Nachdem sie sich Ende der siebziger Jahre von ihrem Ehemann trennte, heiratete Beate Niemann 1987 abermals. Danach begleitete sie ihren Ehemann bei seinem mehrere Jahre währenden Arbeitsaufenthalt in Indien. In Bombay wurde sie Mitglied eines internationalen Frauenclubs und engagierte sich bei der Hilfe für Waisenkinder und für Familien von Wanderarbeiterinnen. Sie beschaffte Geld für deren soziale und medizinische Betreuung. 1992 kehrte sie mit ihrem Mann in das seit zwei Jahren vereinigte Deutschland zurück.

Die Perspektive einer Weltbürgerin erleichterte Beate Niemann ohne Frage einen kritischen Blick auf ihr eigenes Land, auf seine Geschichte und auf ihre Eltern. Es gab Dinge die wichtiger waren, als die eigene Person und die eigene Nation. Die serbische Übersetzerin ihres Buches „Mein guter Vater…“ Liliana Glisovic brachte es auf den Punkt: „Ich meine, dass nur solche Menschen wie Sie, liebe Frau Niemann, die sich der anthropologischen Matrix in Hinblick auf Gut und Böse bewusst sind und andererseits eine kosmopolitische Anschauung haben, in der Lage sind, solch ein Buch zu schreiben.“ Dieser Meinung schließe ich mich, bezogen auf das neue Buch von Beate Niemann, vorbehaltlos an.

Das Buch ist auch ein Protokoll der öffentlichen Auftritte von Beate Niemann vor Schülern, Studenten, Lehrern, Polizisten, Soldaten, vor deutschem und ausländischem Publikum. Sie las aus ihrem Buch, erzählte über ihre Eltern, kommentierte den Film. Meist schlug der Referentin Wohlwollen entgegen, manchmal aber stumme oder offene Feindseligkeit. Manchen galt sie als „Nestbeschmutzerin“ oder sie empfanden es als bodenlos, dass Beate Niemann so „private“ familiäre und schambesetzte historische Erinnerungen an die Öffentlichkeit zerrte. Doch sie machte unbeirrt weiter, bestärkt vom Zuspruch überlebender Nazi-Opfer, vom Interesse der Schulkinder, vom Stolz ihrer eigenen Kinder und Enkelkinder auf die mutige Mutter und Oma.

Die dem Buch beigefügten Briefe und Würdigungen Beate Niemanns zeugen von hoher Wertschätzung ihrer Aufklärungsarbeit, die ein Beitrag zur Schaffung einer Welt ohne Herrenmenschentum und ohne aus nationalen oder religiösen Vorurteilen und Konflikten folgende Gewalt sein soll. Erster Schritt auf dem Weg zu einer solchen Welt ist ohne Zweifel die von Beate Niemann vorgeführte schonungslose Erkenntnis der Wahrheit über sich selbst, die Familie und die Nation.

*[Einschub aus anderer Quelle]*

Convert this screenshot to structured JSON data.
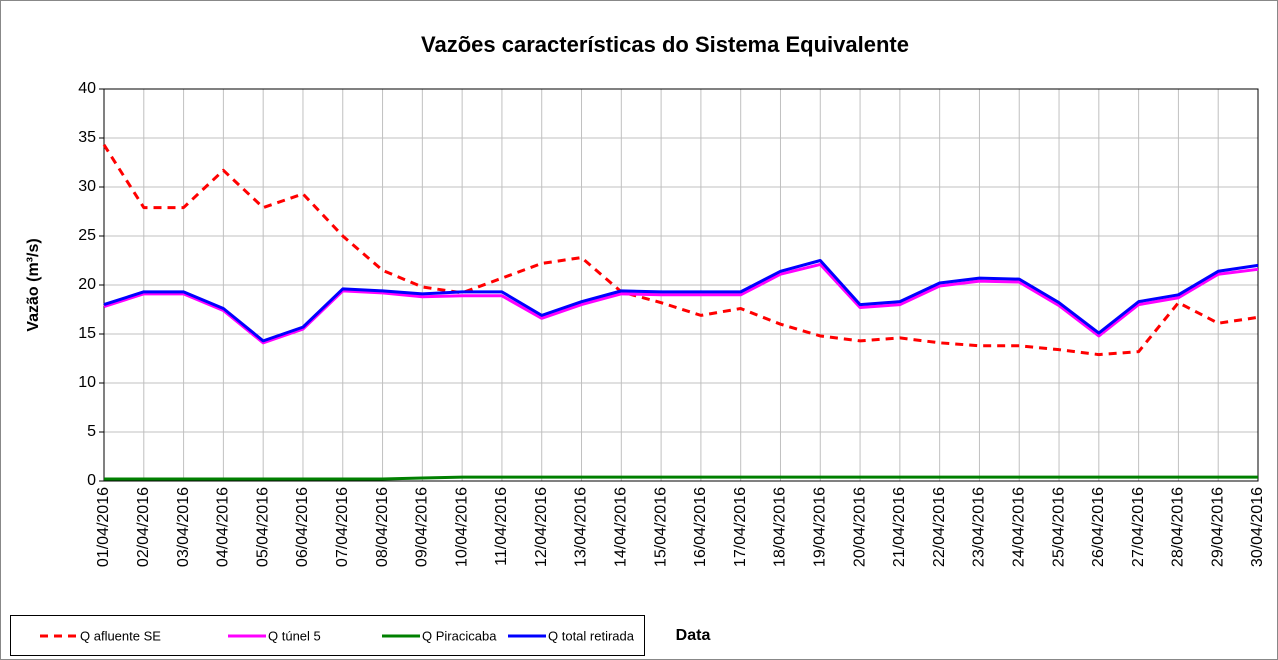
{
  "chart_data": {
    "type": "line",
    "title": "Vazões características do Sistema  Equivalente",
    "x_label": "Data",
    "y_label": "Vazão (m³/s)",
    "categories": [
      "01/04/2016",
      "02/04/2016",
      "03/04/2016",
      "04/04/2016",
      "05/04/2016",
      "06/04/2016",
      "07/04/2016",
      "08/04/2016",
      "09/04/2016",
      "10/04/2016",
      "11/04/2016",
      "12/04/2016",
      "13/04/2016",
      "14/04/2016",
      "15/04/2016",
      "16/04/2016",
      "17/04/2016",
      "18/04/2016",
      "19/04/2016",
      "20/04/2016",
      "21/04/2016",
      "22/04/2016",
      "23/04/2016",
      "24/04/2016",
      "25/04/2016",
      "26/04/2016",
      "27/04/2016",
      "28/04/2016",
      "29/04/2016",
      "30/04/2016"
    ],
    "series": [
      {
        "name": "Q afluente SE",
        "color": "#ff0000",
        "dashed": true,
        "values": [
          34.3,
          27.9,
          27.9,
          31.7,
          27.9,
          29.3,
          25.0,
          21.5,
          19.8,
          19.2,
          20.7,
          22.2,
          22.8,
          19.3,
          18.2,
          16.9,
          17.6,
          16.0,
          14.8,
          14.3,
          14.6,
          14.1,
          13.8,
          13.8,
          13.4,
          12.9,
          13.2,
          18.2,
          16.1,
          16.7
        ]
      },
      {
        "name": "Q túnel 5",
        "color": "#ff00ff",
        "values": [
          17.8,
          19.1,
          19.1,
          17.4,
          14.1,
          15.5,
          19.4,
          19.2,
          18.8,
          18.9,
          18.9,
          16.6,
          18.0,
          19.1,
          19.0,
          19.0,
          19.0,
          21.1,
          22.1,
          17.7,
          18.0,
          19.9,
          20.4,
          20.3,
          17.9,
          14.8,
          18.0,
          18.7,
          21.1,
          21.6
        ]
      },
      {
        "name": "Q Piracicaba",
        "color": "#008000",
        "values": [
          0.2,
          0.2,
          0.2,
          0.2,
          0.2,
          0.2,
          0.2,
          0.2,
          0.3,
          0.4,
          0.4,
          0.4,
          0.4,
          0.4,
          0.4,
          0.4,
          0.4,
          0.4,
          0.4,
          0.4,
          0.4,
          0.4,
          0.4,
          0.4,
          0.4,
          0.4,
          0.4,
          0.4,
          0.4,
          0.4
        ]
      },
      {
        "name": "Q total retirada",
        "color": "#0000ff",
        "values": [
          18.0,
          19.3,
          19.3,
          17.6,
          14.3,
          15.7,
          19.6,
          19.4,
          19.1,
          19.3,
          19.3,
          16.9,
          18.3,
          19.4,
          19.3,
          19.3,
          19.3,
          21.4,
          22.5,
          18.0,
          18.3,
          20.2,
          20.7,
          20.6,
          18.2,
          15.1,
          18.3,
          19.0,
          21.4,
          22.0
        ]
      }
    ],
    "ylim": [
      0,
      40
    ],
    "yticks": [
      0,
      5,
      10,
      15,
      20,
      25,
      30,
      35,
      40
    ],
    "grid": true,
    "legend": "bottom-left"
  }
}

Das ist heute von besonderer Bedeutung, angesichts der öffentlich vorgetragenen Bestrebungen, alle Untaten der Vergangenheit aus dem deutschen nationalen Gedenken zu eliminieren.




Der Autor

GABRIEL BERGER

... wurde 1944 als Sohn eines aus Nazideutschland geflüchteten jüdischen Kommunisten im französischen Versteck geboren. Sein Vater ging 1948 freiwillig nach Polen, um dort den Sozialismus aufzubauen. Der polnische Antisemitismus zwang ihn jedoch 1957, seine Teilnahme am sozialistischen Experiment in die DDR zu verlegen.

Gabriel Berger besuchte in Leipzig die Oberschule und studierte in Dresden Physik. Danach war er in der Kernforschung tätig. Nach der erneuten antisemitischen Welle in Polen und dem gewaltsamen Ende des Prager Frühlings im Jahre 1968 verlor der junge Physiker den Glauben an eine Demokratisierung des realen Sozialismus. 1975 stellte er einen Antrag auf Übersiedlung in die Bundesrepublik. 1976 wurde er unter dem Vorwurf der „Staatsverleumdung“ verhaftet. Nach einjähriger Haft übersiedelte er nach Westberlin. Dort arbeitete er zunächst im kerntechnischen Bereich, später als Informatiker. In den achtziger Jahren studierte er Philosophie und veröffentlichte Beiträge in Zeitungen und im Rundfunk. Inzwischen ist er Rentner und als Buchautor tätig.